Garbage collection has more profound impact on the application in contrary to what most engineers think. In order to optimize memory and garbage collection settings and to troubleshoot memory-related problems, one has to analyze Garbage Collection logs.
Enabling GC logs
GC Logging can be enabled by passing below-mentioned system properties during application startup
Until Java 8:
Below is the system property that is supported by all version of Java until JDK 8.

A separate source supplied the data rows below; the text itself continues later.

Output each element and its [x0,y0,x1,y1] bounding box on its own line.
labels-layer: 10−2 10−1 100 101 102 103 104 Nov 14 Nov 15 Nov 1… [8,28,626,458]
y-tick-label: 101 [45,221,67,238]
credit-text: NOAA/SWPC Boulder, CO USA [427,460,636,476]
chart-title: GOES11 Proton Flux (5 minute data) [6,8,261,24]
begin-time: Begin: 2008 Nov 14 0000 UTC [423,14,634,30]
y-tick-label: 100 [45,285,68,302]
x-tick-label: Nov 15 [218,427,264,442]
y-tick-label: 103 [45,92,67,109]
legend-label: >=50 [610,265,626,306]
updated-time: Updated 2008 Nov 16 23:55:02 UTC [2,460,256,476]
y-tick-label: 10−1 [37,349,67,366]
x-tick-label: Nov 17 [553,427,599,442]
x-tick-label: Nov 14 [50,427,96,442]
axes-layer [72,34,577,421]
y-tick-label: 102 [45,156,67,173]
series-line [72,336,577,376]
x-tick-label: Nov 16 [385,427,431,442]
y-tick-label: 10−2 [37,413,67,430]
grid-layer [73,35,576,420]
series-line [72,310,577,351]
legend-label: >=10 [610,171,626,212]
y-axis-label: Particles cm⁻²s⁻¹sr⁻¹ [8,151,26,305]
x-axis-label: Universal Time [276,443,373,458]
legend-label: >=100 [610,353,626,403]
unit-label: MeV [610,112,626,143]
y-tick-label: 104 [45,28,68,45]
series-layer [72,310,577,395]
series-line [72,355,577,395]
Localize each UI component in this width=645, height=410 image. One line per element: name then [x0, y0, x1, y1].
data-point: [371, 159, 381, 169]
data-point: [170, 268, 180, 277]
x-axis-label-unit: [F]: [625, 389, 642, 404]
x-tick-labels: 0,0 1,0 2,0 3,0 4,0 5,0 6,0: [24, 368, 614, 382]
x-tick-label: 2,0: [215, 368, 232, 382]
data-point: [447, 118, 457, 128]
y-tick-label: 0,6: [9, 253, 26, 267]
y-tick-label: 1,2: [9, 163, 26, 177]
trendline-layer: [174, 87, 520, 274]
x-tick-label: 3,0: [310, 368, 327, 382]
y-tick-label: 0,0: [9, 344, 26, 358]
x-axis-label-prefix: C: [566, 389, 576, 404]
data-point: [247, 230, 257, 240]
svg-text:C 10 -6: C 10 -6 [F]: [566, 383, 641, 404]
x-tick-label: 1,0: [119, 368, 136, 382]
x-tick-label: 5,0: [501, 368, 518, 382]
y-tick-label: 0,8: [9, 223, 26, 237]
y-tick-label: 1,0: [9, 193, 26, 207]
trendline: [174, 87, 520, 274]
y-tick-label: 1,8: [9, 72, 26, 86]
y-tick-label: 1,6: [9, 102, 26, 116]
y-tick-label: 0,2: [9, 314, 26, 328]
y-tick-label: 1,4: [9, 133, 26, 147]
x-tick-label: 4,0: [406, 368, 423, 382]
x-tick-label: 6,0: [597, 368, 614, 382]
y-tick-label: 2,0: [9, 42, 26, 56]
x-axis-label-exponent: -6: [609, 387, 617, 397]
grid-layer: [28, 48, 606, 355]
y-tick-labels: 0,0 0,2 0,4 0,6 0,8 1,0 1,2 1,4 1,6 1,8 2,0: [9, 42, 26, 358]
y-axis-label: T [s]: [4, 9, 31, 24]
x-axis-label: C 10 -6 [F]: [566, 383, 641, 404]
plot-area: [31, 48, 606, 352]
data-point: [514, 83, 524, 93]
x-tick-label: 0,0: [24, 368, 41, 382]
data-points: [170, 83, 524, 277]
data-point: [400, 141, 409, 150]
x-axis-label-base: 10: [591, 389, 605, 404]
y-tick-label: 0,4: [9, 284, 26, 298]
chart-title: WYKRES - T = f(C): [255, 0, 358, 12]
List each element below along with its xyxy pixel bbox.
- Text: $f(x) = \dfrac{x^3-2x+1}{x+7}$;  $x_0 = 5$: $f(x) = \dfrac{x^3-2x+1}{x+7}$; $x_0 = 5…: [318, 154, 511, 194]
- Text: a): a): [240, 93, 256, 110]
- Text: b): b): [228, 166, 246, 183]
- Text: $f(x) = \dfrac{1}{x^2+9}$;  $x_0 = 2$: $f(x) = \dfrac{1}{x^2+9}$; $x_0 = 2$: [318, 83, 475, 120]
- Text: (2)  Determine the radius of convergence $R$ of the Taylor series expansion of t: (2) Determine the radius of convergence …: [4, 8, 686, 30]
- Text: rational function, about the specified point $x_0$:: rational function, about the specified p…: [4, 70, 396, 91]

-XX:+PrintGCDetails -Xloggc:<gc-log-file-path> Example: -XX:+PrintGCDetails -Xloggc:/opt/tmp/myapp-gc.log
From Java 9:
Below is the system property that is supported by all version of Java starting from JDK 9.
-Xlog:gc*:file=<gc-log-file-path> Example: -Xlog:gc*:file=/opt/tmp/myapp-gc.log
How to analyze GC logs?
Here is a sample GC log generated when above system properties were passed:
GC log has rich information, however, understanding GC log is not easy. There isn’t sufficient documentation to explain GC log format. On top of it, GC log format is not standardized. It varies by JVM vendor (Oracle, IBM, HP, Azul, …), Java version (1.4, 5, 6, 7, 8, 9), GC algorithm (Serial, Parallel, CMS, G1, Shenandoah), GC system properties that you pass (-XX:+PrintGC, -XX:+PrintGCDetails, -XX:+PrintGCDateStamps, -XX:+PrintHeapAtGC …). Based on this permutation and combination, there are easily 60+ different GC log formats.
Thus, to analyze GC logs, it’s highly recommended to use GC log analysis tools such as GCeasy, HPJmeter. These tools parse GC logs and generate great graphical visualizations of data, reports Key Performance Indicators and several other useful metrics.